Camino de Santiago. Part one: SJPDP to Zubiri

I figured it’s about time I post about my time on the Camino. I’ve got a lot of pics, so I’ll break them up between a few posts.

I landed in Biarritz airport on a sunny lunchtime. The bus to Bayonne train station was reasonably well populated with suspiciously clean-looking backpacker types, and it didn’t take more than a few minutes before all of us worked out that we were all, in fact, off to the same place. The fact that we all got onto the same rather tiny train to St Jean Pied de Port didn’t hurt, either.

SJPDP is one of those gorgeous old mountain towns that you see on postcards- all small cobbled streets, old buildings and outdoor cafes.

Just out of the train, looking for a map:




First thing was to pop over to the Camino office and get our pilgrims’ passports. Two euro a pop gets you access to all the pilgrims’ hostels along the way. The municipal hostels normally run at around €6 a night. I gather this is awesome when it’s not the middle of high season and you’re sharing a room with 30 snoring people..

Here’s the map of the Camino Francés route, from the SJPDP camino office:



The others went to find hostels, but I’d had a moment of panic the night before and booked myself a hotel. A rather pretty hotel, although I must have walked past it four or five times before I found the place.

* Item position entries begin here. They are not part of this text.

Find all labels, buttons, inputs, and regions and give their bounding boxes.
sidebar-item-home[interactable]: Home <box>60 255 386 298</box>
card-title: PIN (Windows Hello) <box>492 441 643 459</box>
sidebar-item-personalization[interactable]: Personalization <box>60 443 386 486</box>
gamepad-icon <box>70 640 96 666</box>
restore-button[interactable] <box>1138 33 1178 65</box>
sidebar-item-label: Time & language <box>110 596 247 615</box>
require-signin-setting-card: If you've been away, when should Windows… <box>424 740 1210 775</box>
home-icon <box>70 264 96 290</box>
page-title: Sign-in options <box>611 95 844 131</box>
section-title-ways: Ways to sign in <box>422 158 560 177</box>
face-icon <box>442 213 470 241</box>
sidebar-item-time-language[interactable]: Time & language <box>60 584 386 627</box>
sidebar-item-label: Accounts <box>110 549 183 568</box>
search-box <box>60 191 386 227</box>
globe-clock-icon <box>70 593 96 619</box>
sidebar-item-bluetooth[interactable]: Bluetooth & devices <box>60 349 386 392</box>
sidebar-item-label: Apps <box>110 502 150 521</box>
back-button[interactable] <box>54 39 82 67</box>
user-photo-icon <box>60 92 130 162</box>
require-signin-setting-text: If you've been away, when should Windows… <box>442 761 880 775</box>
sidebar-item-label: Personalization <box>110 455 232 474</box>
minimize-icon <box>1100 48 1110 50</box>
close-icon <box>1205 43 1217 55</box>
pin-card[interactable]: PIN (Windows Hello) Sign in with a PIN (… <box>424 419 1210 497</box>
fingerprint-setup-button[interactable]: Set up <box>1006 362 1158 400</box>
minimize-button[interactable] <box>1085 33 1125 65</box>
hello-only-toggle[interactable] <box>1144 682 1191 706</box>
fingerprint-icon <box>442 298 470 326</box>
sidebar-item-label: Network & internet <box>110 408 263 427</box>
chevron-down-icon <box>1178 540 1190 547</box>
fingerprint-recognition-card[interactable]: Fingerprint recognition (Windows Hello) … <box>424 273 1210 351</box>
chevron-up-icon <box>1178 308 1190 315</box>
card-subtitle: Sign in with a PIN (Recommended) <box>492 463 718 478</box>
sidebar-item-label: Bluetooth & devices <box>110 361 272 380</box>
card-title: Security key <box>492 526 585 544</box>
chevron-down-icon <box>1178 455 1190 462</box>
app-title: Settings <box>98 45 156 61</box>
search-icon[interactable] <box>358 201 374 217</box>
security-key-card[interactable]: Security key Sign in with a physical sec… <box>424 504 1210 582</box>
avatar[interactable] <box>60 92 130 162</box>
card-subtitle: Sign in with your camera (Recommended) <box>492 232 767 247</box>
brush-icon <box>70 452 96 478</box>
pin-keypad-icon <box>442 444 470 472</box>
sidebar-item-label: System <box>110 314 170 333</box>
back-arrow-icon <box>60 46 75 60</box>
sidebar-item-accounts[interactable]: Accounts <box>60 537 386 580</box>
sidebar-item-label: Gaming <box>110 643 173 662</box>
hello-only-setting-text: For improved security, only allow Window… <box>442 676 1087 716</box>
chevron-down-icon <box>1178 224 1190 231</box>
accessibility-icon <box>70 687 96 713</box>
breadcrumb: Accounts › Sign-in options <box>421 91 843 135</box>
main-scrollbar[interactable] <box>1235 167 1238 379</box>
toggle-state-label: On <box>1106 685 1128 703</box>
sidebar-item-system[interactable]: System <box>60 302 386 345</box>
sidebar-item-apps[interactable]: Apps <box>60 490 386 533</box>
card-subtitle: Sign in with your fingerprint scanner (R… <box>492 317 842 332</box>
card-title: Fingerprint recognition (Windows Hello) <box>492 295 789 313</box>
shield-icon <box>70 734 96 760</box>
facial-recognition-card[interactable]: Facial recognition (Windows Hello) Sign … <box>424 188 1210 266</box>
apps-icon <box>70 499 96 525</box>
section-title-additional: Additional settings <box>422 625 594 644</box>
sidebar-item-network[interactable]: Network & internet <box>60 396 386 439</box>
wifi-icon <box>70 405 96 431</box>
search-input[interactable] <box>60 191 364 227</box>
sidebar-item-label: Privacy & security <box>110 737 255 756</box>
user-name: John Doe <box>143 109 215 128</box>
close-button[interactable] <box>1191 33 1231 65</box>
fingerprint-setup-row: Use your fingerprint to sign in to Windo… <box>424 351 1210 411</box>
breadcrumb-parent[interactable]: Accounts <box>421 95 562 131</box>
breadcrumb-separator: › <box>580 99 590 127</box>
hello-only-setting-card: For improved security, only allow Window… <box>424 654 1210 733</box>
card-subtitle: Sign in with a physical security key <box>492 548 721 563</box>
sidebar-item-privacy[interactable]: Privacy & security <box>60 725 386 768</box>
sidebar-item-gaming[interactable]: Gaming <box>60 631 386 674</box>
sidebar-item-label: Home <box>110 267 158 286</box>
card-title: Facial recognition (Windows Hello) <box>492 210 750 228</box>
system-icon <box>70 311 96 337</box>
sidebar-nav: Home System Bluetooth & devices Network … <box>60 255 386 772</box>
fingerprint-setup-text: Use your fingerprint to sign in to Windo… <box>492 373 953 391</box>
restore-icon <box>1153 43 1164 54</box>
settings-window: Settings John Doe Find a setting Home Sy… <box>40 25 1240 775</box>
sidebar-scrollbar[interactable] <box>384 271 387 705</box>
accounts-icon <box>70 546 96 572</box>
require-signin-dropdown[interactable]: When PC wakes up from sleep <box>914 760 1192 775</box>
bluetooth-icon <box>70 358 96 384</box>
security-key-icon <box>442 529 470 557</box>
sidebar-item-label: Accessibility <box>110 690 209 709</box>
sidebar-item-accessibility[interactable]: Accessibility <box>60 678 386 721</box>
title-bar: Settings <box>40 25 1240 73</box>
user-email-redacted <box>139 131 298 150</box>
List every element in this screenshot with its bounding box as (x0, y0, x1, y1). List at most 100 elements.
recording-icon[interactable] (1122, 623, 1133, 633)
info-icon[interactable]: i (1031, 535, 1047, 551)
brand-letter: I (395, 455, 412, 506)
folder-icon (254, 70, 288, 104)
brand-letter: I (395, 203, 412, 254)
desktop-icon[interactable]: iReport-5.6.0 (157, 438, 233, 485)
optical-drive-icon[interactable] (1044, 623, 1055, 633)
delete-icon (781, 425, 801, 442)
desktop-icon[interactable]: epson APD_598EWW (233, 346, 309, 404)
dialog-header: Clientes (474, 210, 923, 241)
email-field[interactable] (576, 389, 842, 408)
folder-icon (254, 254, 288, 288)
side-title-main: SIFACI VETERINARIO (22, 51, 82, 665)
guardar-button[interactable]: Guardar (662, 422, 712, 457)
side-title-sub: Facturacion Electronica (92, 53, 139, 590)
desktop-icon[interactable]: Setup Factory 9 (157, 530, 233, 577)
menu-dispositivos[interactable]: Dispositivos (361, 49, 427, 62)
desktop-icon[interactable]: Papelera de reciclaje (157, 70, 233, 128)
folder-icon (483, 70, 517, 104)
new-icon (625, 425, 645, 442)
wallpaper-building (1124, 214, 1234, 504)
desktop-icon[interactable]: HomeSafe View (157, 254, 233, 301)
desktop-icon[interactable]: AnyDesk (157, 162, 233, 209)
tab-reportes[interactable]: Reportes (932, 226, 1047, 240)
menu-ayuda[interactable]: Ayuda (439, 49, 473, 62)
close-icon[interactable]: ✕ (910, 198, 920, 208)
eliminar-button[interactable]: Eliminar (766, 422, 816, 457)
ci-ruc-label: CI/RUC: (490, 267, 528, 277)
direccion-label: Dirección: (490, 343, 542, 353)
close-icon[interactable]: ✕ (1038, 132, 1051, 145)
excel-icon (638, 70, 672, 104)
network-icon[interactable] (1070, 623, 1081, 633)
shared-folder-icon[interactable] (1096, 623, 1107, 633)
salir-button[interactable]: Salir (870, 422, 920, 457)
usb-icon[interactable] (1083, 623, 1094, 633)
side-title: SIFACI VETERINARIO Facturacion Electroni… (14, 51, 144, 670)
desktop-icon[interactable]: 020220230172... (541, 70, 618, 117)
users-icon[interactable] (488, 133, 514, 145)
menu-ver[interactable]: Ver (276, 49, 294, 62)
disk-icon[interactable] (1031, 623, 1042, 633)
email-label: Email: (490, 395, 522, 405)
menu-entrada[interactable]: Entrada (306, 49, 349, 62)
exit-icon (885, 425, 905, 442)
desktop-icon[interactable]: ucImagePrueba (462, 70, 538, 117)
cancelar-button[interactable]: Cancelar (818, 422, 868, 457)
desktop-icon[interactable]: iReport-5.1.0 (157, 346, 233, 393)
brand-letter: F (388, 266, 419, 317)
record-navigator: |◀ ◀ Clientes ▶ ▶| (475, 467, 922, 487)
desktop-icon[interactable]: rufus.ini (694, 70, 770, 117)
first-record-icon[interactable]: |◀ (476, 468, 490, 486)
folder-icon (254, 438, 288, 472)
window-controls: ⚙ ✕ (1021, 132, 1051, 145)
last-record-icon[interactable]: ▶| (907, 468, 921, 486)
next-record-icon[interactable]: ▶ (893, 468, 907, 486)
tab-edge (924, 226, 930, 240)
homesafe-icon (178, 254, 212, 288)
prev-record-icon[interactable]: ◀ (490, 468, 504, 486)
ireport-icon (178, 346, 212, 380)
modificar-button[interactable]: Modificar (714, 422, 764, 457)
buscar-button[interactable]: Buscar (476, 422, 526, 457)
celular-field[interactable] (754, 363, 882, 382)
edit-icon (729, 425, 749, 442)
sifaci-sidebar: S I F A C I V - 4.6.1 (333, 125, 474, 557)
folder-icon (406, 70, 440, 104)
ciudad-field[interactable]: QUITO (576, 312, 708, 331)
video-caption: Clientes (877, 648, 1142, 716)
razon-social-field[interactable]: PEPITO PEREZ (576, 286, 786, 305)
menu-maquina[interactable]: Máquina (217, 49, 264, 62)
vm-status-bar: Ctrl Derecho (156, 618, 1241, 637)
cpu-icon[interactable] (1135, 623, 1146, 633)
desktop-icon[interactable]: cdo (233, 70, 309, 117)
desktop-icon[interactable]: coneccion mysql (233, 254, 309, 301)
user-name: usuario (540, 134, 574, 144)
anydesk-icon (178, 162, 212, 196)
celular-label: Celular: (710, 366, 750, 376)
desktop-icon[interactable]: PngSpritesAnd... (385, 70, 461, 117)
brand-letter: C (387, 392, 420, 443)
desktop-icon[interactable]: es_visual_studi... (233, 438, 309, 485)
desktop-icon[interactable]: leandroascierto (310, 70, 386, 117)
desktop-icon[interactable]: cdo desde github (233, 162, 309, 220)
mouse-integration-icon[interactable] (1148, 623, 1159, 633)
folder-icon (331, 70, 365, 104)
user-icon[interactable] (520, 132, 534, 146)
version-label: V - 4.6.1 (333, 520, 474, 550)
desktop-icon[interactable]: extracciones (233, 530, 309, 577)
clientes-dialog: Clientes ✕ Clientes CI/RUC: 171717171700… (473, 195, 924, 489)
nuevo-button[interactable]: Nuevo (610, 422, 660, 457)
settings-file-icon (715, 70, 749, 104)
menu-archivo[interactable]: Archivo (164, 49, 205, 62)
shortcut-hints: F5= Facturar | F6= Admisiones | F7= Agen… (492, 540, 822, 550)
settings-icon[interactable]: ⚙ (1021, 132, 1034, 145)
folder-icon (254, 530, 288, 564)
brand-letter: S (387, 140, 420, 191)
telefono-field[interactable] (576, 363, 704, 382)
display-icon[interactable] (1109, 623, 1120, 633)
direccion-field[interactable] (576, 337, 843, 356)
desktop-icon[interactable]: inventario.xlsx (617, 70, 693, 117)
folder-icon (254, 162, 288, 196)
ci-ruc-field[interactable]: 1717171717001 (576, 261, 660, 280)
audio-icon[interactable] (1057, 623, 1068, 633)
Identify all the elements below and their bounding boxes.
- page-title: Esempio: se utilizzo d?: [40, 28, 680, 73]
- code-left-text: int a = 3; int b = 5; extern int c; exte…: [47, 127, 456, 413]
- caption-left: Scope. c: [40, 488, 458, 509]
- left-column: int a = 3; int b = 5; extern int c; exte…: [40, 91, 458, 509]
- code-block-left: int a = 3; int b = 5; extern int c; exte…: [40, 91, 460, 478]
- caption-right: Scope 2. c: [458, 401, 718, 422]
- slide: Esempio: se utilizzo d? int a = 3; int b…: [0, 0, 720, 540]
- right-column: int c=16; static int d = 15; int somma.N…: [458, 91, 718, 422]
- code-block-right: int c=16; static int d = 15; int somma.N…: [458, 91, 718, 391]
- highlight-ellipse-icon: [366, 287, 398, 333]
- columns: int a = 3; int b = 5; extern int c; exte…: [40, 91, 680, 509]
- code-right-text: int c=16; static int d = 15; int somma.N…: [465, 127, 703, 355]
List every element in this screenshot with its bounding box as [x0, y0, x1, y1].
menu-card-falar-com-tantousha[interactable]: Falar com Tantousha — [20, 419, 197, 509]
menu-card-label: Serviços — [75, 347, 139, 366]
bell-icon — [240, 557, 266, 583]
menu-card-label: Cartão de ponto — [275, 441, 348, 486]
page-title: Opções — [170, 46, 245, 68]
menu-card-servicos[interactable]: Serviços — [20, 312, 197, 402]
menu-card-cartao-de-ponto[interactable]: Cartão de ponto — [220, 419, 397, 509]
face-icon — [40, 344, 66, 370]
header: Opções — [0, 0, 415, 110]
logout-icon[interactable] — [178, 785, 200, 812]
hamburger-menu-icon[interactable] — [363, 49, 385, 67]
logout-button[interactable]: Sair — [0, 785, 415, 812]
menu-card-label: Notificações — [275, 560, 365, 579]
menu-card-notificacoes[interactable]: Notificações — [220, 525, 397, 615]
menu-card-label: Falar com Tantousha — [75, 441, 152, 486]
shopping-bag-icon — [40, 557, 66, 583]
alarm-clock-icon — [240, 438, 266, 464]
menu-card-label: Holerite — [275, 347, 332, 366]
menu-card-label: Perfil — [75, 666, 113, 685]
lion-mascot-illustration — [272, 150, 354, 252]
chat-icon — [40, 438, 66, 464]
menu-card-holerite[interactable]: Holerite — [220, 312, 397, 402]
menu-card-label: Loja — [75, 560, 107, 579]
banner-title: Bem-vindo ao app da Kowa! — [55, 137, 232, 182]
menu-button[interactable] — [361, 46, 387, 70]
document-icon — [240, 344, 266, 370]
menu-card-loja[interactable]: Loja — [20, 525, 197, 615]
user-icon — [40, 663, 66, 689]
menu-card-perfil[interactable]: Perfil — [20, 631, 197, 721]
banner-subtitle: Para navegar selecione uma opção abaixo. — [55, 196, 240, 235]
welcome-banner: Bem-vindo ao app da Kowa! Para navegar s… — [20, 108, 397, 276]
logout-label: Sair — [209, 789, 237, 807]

The view from outside the window. From my phone, for some reason, and it absolutely doesn’t do the view justice. But here, have some Pyrenees:


The next morning should technically have involved crossing the Pyrenees. I… didn’t do this. I’d gotten the idea that there was nowhere to get food or to stay for the next 27ish kilometres, and had also had the worst night’s sleep and woken up feeling pretty damn godawful. (Hint: several days of moving house +unpleasant&headwrecking personal stuff + being alone and far from home ≠ a good night’s sleep. By the way.) I knew that Anna- one of the people I’d met the day before- had already sorted herself out with a lift over the mountains. I figured I’d see if I could tag along.

We got a lift over the mountains to Roncesvalles, just on the Spanish side of the border.


I may have been sleepy and self-pitying that morning, but once we were over the mountain, Anna was having none of it.


Some breakfast and liberal doses of syrupy-strong coffee later, we were on our way. 790km? Not a bother, right?


Day One was a little bit of rain, a little bit of getting lost, a whole lot of asking for directions, a little bit more getting lost (the directions may have been a wee bit vague), finally getting the hang of keeping our eyes out for yellow arrows. Walking through the woods. Stopping for lunch in a playground full of cats. A lot of trees.

Follow the yellow arrows!





Just in case you’d forgotten what to do:


..or where to go:


At the end of a long, long, loooong day’s walking we arrived (slowly and painstakingly) in Zubiri at about five-ish. Where I had my first experience of municipal hostels. This involved climbing up onto a bunk to have a bit of a relax, and waking up an hour and a half later  to be informed that it was Absolutely Time For Eating Now. There was only one thing that could have gotten me out of that bed. Fortunately, this was it.